Ingezonden persbericht
23 juli 2009
De 100 meter sprint kan in 9,51
Econometristen berekenen ultieme wereldrecords
Dit weekend wordt in Londen de Aviva Grand Prix gehouden, het Britse pronkstuk op atletiekgebied, en volgende maand de wereldkampioenschappen in Berlijn. Het huidige wereldrecord 100 meter sprint is in handen van de Jamaicaan Usain Bolt (9,69). Hoever zou dat record nog verbeterd kunnen worden?Twee econometristen van de Universiteit van Tilburg, hoogleraar John Einmahl en ex-student Sander Smeets hebben berekend wat de ultieme records kunnen zijn op de 100 meter hardlopen. Zowel bij de mannen als de vrouwen is er in de nabije toekomst nog winst te behalen. In hun artikel Ultimate 100m world records through extreme-value theory passen zij de extreme-waardentheorie toe.

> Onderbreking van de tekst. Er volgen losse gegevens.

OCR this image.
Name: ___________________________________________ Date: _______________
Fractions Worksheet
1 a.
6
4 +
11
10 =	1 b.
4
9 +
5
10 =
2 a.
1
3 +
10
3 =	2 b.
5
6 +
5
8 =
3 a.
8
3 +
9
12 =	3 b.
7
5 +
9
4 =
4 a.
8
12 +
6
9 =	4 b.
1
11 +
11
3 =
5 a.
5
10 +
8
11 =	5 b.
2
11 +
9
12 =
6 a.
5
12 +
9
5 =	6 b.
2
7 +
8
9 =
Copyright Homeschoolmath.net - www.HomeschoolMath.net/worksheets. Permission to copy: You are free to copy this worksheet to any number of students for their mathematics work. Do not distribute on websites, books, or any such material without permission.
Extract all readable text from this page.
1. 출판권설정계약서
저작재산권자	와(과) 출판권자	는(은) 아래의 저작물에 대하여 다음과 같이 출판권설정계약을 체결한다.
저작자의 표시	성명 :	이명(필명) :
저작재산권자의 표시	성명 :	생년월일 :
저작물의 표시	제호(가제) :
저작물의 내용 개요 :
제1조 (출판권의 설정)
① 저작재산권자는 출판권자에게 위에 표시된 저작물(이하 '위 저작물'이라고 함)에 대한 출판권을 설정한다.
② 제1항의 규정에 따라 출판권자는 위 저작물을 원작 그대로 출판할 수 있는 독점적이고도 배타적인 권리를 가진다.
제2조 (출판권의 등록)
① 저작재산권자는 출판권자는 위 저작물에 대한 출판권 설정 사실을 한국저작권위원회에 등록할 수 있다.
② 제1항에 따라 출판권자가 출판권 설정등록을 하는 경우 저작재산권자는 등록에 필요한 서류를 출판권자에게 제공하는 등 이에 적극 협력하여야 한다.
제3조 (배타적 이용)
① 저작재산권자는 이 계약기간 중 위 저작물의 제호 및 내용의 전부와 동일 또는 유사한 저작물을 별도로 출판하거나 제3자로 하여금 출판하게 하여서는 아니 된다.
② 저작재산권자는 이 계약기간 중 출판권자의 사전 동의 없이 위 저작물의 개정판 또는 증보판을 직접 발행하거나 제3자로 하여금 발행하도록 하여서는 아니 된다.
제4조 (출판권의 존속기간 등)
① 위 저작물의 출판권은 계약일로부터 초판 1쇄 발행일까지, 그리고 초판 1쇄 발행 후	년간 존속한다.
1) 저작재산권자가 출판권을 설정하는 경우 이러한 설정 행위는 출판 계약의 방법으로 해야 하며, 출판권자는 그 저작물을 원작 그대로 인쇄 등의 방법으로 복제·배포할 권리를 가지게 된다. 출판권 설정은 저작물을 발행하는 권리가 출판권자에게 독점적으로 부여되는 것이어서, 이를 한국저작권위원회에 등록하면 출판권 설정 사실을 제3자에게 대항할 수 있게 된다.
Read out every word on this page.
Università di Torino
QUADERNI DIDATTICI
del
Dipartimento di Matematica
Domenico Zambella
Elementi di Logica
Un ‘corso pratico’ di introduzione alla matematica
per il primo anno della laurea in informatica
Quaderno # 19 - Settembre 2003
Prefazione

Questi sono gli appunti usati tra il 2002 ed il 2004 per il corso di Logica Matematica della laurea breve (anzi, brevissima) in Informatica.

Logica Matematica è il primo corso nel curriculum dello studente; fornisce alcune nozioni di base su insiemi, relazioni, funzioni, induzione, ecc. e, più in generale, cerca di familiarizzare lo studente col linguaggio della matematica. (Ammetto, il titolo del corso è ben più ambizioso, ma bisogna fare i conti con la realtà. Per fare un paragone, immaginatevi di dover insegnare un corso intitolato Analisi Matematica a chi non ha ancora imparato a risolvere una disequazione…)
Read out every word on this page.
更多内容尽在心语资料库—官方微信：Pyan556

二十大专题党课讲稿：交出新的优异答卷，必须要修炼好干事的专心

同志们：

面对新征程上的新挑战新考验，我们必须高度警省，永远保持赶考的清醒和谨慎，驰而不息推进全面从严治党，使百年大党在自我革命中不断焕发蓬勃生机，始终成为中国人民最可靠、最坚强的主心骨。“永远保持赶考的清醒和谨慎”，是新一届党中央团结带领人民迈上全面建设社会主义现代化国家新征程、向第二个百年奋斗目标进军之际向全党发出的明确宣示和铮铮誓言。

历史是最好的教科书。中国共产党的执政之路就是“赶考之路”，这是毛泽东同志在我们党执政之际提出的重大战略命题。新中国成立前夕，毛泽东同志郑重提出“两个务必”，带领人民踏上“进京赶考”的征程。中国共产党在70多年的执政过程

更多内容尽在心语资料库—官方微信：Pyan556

Om een uitspraak te kunnen doen over hoeveel de huidige records op de 100m nog verbeterd kunnen worden, werden de beste persoonlijke records van 762 mannelijke en 479 vrouwelijke atleten geanalyseerd. In de lijst komt elke atleet maar één keer voor en zijn de tijden tussen januari 1991 en juni 2008 opgenomen. Tijden van voor 1991 zijn niet opgenomen vanwege de toen nog gebrekkige dopingcontroles. De tijden van de mannen variëren van 9,72 tot 10,30 seconden; die van de vrouwen van 10,65 tot 11,38.
De heren sprinters kunnen volgens Smeets en Einmahl hooguit 9,51 seconden lopen, dat is 0,18 sneller dan het huidige wereldrecord van Usain Bolt. In een soortgelijk onderzoek uit 2006 werden de tijden van voor 1991 nog wel meegenomen. Onder andere daardoor is er een verschil in uitkomst: in 2006 werd berekend dat de ultieme 100m tijd 9,29 kon zijn. Voor de vrouwelijke 100m lopers kan er nog 0,16 seconden af van de 10,49 van Florence Griffith-Joyner, d.w.z. 10,33. Indien wat grotere voorzichtigheid (95% betrouwbaarheid) bij het voorspellen in acht wordt genomen, wordt 9,21 gevonden bij de mannen en 9,88 bij de vrouwen.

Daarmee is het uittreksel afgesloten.